Code to find and draw the contours

Step 2: Sorting the contours

Now we have found all the rectangles, its time to sort them top-to-bottom based on their coordinates. This code below will do that for us.

Function to sort contours
Sorted contours

sort_contours function will return contours and bounding boxes(top-left and bottom-right coordinates) sorted in the method we have given. In this case method is top to bottom.

Step 3: Selection based on area

There are many rectangles, but we only need the three largest ones. How can we select the three largest rectangles?…. One answer is to find the area of the rectangles, then choose the top 3 rectangles which have the maximum area.

Overall solution

These selected rectangles are the work-spaces that are then extracted from the worksheet and sent to the Analysis Module.

Analysis Module

Analysis module as explained above will first detect the lines, predict the characters in each line and finally forms an equation with the predicted characters then evaluate them by marking boxes.

Line Detection

Detecting the lines is the tricky part, everyone has their way of solving equations some solve step by step, some can solve in just one line, some might write steps for pages and some writes exponents way away from the equation confusing the module to treat those exponents as a separate line.

Our line detection module assumes that there is a sufficient gap between lines and there is some intersection between exponential characters and line. First, the detected work-spaces are converted to binary images then compressed in a single array to take the forward derivative. Wherever there is a line there will be a change in the derivative.

Change in derivatives of a binary image

The above code is just a glimpse of how line extraction works.

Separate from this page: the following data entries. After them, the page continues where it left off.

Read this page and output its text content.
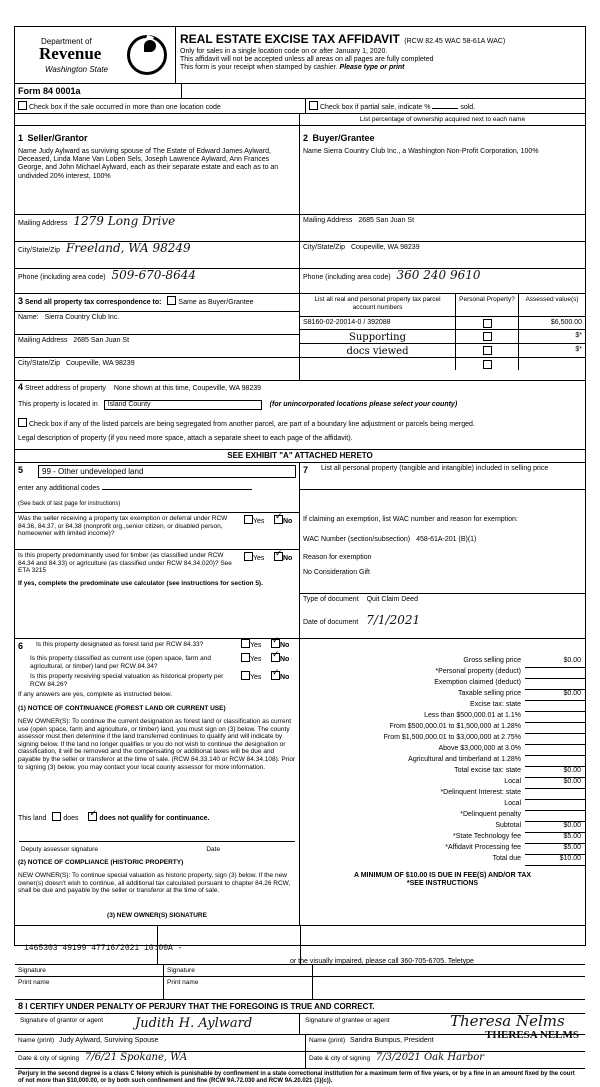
Department of
Revenue
Washington State
REAL ESTATE EXCISE TAX AFFIDAVIT (RCW 82.45 WAC 58-61A WAC)
Only for sales in a single location code on or after January 1, 2020.
This affidavit will not be accepted unless all areas on all pages are fully completed
This form is your receipt when stamped by cashier. Please type or print
Form 84 0001a
Check box if the sale occurred in more than one location code	Check box if partial sale, indicate %	sold.
List percentage of ownership acquired next to each name
1 Seller/Grantor
Name Judy Aylward as surviving spouse of The Estate of Edward James Aylward, Deceased, Linda Mane Van Loben Sels, Joseph Lawrence Aylward, Ann Frances George, and John Michael Aylward, each as their separate estate and each as to an undivided 20% interest, 100%
Mailing Address 1279 Long Drive
City/State/Zip Freeland, WA 98249
Phone (including area code) 509-670-8644
2 Buyer/Grantee
Name Sierra Country Club Inc., a Washington Non-Profit Corporation, 100%
Mailing Address 2685 San Juan St
City/State/Zip Coupeville, WA 98239
Phone (including area code) 360 240 9610
3 Send all property tax correspondence to: Same as Buyer/Grantee
Name: Sierra Country Club Inc.
Mailing Address 2685 San Juan St
City/State/Zip Coupeville, WA 98239
List all real and personal property tax parcel account numbers
Personal Property?	Assessed value(s)
S8160-02-20014-0 / 392088	$6,500.00
Supporting	$*
docs viewed	$*
4 Street address of property None shown at this time, Coupeville, WA 98239
This property is located in Island County	(for unincorporated locations please select your county)
Check box if any of the listed parcels are being segregated from another parcel, are part of a boundary line adjustment or parcels being merged.
Legal description of property (if you need more space, attach a separate sheet to each page of the affidavit).
SEE EXHIBIT "A" ATTACHED HERETO
5	99 - Other undeveloped land
enter any additional codes
(See back of last page for instructions)
Was the seller receiving a property tax exemption or deferral under RCW 84.36, 84.37, or 84.38 (nonprofit org.,senior citizen, or disabled person, homeowner with limited income)?
Yes
✓	No
Is this property predominantly used for timber (as classified under RCW 84.34 and 84.33) or agriculture (as classified under RCW 84.34.020)? See ETA 3215
Yes
✓	No
If yes, complete the predominate use calculator (see instructions for section 5).
7	List all personal property (tangible and intangible) included in selling price
If claiming an exemption, list WAC number and reason for exemption:
WAC Number (section/subsection) 458-61A-201 (B)(1)
Reason for exemption
No Consideration Gift
Type of document Quit Claim Deed
Date of document 7/1/2021
6	Is this property designated as forest land per RCW 84.33?	Yes ✓	No
Is this property classified as current use (open space, farm and agricultural, or timber) land per RCW 84.34?
Yes ✓	No
Is this property receiving special valuation as historical property per RCW 84.26?
Yes ✓	No
If any answers are yes, complete as instructed below.
(1) NOTICE OF CONTINUANCE (FOREST LAND OR CURRENT USE)
NEW OWNER(S): To continue the current designation as forest land or classification as current use (open space, farm and agriculture, or timber) land, you must sign on (3) below. The county assessor must then determine if the land transferred continues to qualify and will indicate by signing below. If the land no longer qualifies or you do not wish to continue the designation or classification, it will be removed and the compensating or additional taxes will be due and payable by the seller or transferor at the time of sale. (RCW 84.33.140 or RCW 84.34.108). Prior to signing (3) below, you may contact your local county assessor for more information.
This land does ✓	does not qualify for continuance.
Deputy assessor signature	Date
(2) NOTICE OF COMPLIANCE (HISTORIC PROPERTY)
NEW OWNER(S): To continue special valuation as historic property, sign (3) below. If the new owner(s) doesn't wish to continue, all additional tax calculated pursuant to chapter 84.26 RCW, shall be due and payable by the seller or transferor at the time of sale.
(3) NEW OWNER(S) SIGNATURE
Gross selling price	$0.00
*Personal property (deduct)
Exemption claimed (deduct)
Taxable selling price	$0.00
Excise tax: state
Less than $500,000.01 at 1.1%
From $500,000.01 to $1,500,000 at 1.28%
From $1,500,000.01 to $3,000,000 at 2.75%
Above $3,000,000 at 3.0%
Agricultural and timberland at 1.28%
Total excise tax: state	$0.00
Local	$0.00
*Delinquent Interest: state
Local
*Delinquent penalty
Subtotal	$0.00
*State Technology fee	$5.00
*Affidavit Processing fee	$5.00
Total due	$10.00
A MINIMUM OF $10.00 IS DUE IN FEE(S) AND/OR TAX
*SEE INSTRUCTIONS
Signature	Signature
Print name	Print name
8 I CERTIFY UNDER PENALTY OF PERJURY THAT THE FOREGOING IS TRUE AND CORRECT.
Signature of grantor or agent Judith H. Aylward	Signature of grantee or agent	Theresa Nelms
Name (print) Judy Aylward, Surviving Spouse	Name (print) Sandra Bumpus, President	THERESA NELMS
Date & city of signing 7/6/21 Spokane, WA	Date & city of signing 7/3/2021 Oak Harbor
Perjury in the second degree is a class C felony which is punishable by confinement in a state correctional institution for a maximum term of five years, or by a fine in an amount fixed by the court of not more than $10,000.00, or by both such confinement and fine (RCW 9A.72.030 and RCW 9A.20.021 (1)(c)).
1465303 49199 47716/2021 10:00A -
or the visually impaired, please call 360-705-6705. Teletype
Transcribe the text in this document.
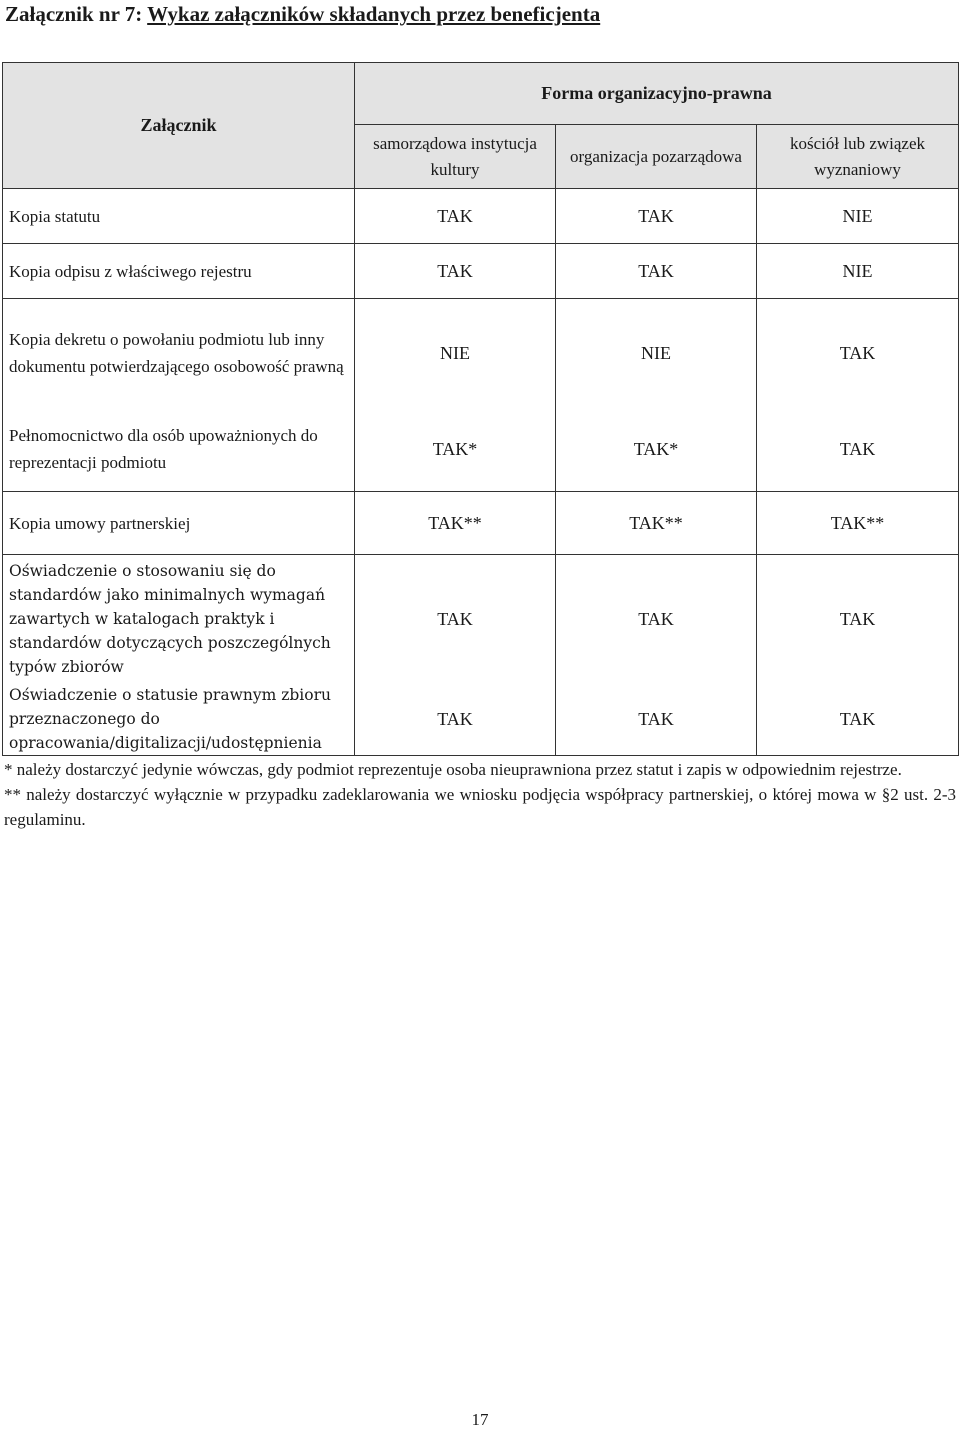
Załącznik nr 7: Wykaz załączników składanych przez beneficjenta
Załącznik	Forma organizacyjno-prawna		
	samorządowa instytucja kultury	organizacja pozarządowa	kościół lub związek wyznaniowy
Kopia statutu	TAK	TAK	NIE
Kopia odpisu z właściwego rejestru	TAK	TAK	NIE
Kopia dekretu o powołaniu podmiotu lub inny dokumentu potwierdzającego osobowość prawną	NIE	NIE	TAK
Pełnomocnictwo dla osób upoważnionych do reprezentacji podmiotu	TAK*	TAK*	TAK
Kopia umowy partnerskiej	TAK**	TAK**	TAK**
Oświadczenie o stosowaniu się do standardów jako minimalnych wymagań zawartych w katalogach praktyk i standardów dotyczących poszczególnych typów zbiorów	TAK	TAK	TAK
Oświadczenie o statusie prawnym zbioru przeznaczonego do opracowania/digitalizacji/udostępnienia	TAK	TAK	TAK

* należy dostarczyć jedynie wówczas, gdy podmiot reprezentuje osoba nieuprawniona przez statut i zapis w odpowiednim rejestrze.

** należy dostarczyć wyłącznie w przypadku zadeklarowania we wniosku podjęcia współpracy partnerskiej, o której mowa w §2 ust. 2-3 regulaminu.

17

To see complete code click extract_line.

Character Segmentation and Exponential detection

After detecting all the lines we have to send the extracted line images to the text_segment function which will use openCV’s find contours to segment the characters and sort them using the function sort_contours described above where method is now set to left-to-right.

It’s easy for us to say whether the given number is an exponent or not but for the model it’s not that easy. Assuming that the exponents are at-least above half of the line, we can drew a baseline at the center of the image any character which is above the baseline is considered as an exponent.

Exponential detection

Optical Character Recognition

We can use MNIST dataset for digits (28*28 pixels) and Kaggle’s Handwritten Mathematical symbols dataset for symbols(45*45 pixels) to train the model.

MNIST IMAGES

How MNIST is actually created?

  1. Handwritten digits of 128 * 128 pixels collected from 500 different writers.
  2. A Gaussian filter is applied to the image to soften the edges
  3. The digit is then placed and centered into a square image by preserving the aspect ratio.
  4. The image is then down-sampled to 28 × 28 pixels using bi-cubic interpolation

Images of symbols are preprocessed in the same way as MNIST digits before training. The reason for preprocessing is that the two data-sets we have chosen have different characteristics like dimensions, thickness and line width this makes hard for the deep learning model to find the patterns. Preprocessing helps us reduce the variations among digits and symbols.

Almost 60,000 images of digits and preprocessed symbols were trained on Deep Columnar Convolutional Neural Network (DCCNN) a single deep and wide neural network architecture that offers near state-of-the-art performance like ensemble models on various image classification challenges, such as MNIST, CIFAR-10, and CIFAR-100 datasets. This model achieved atmost 96 % accuracy.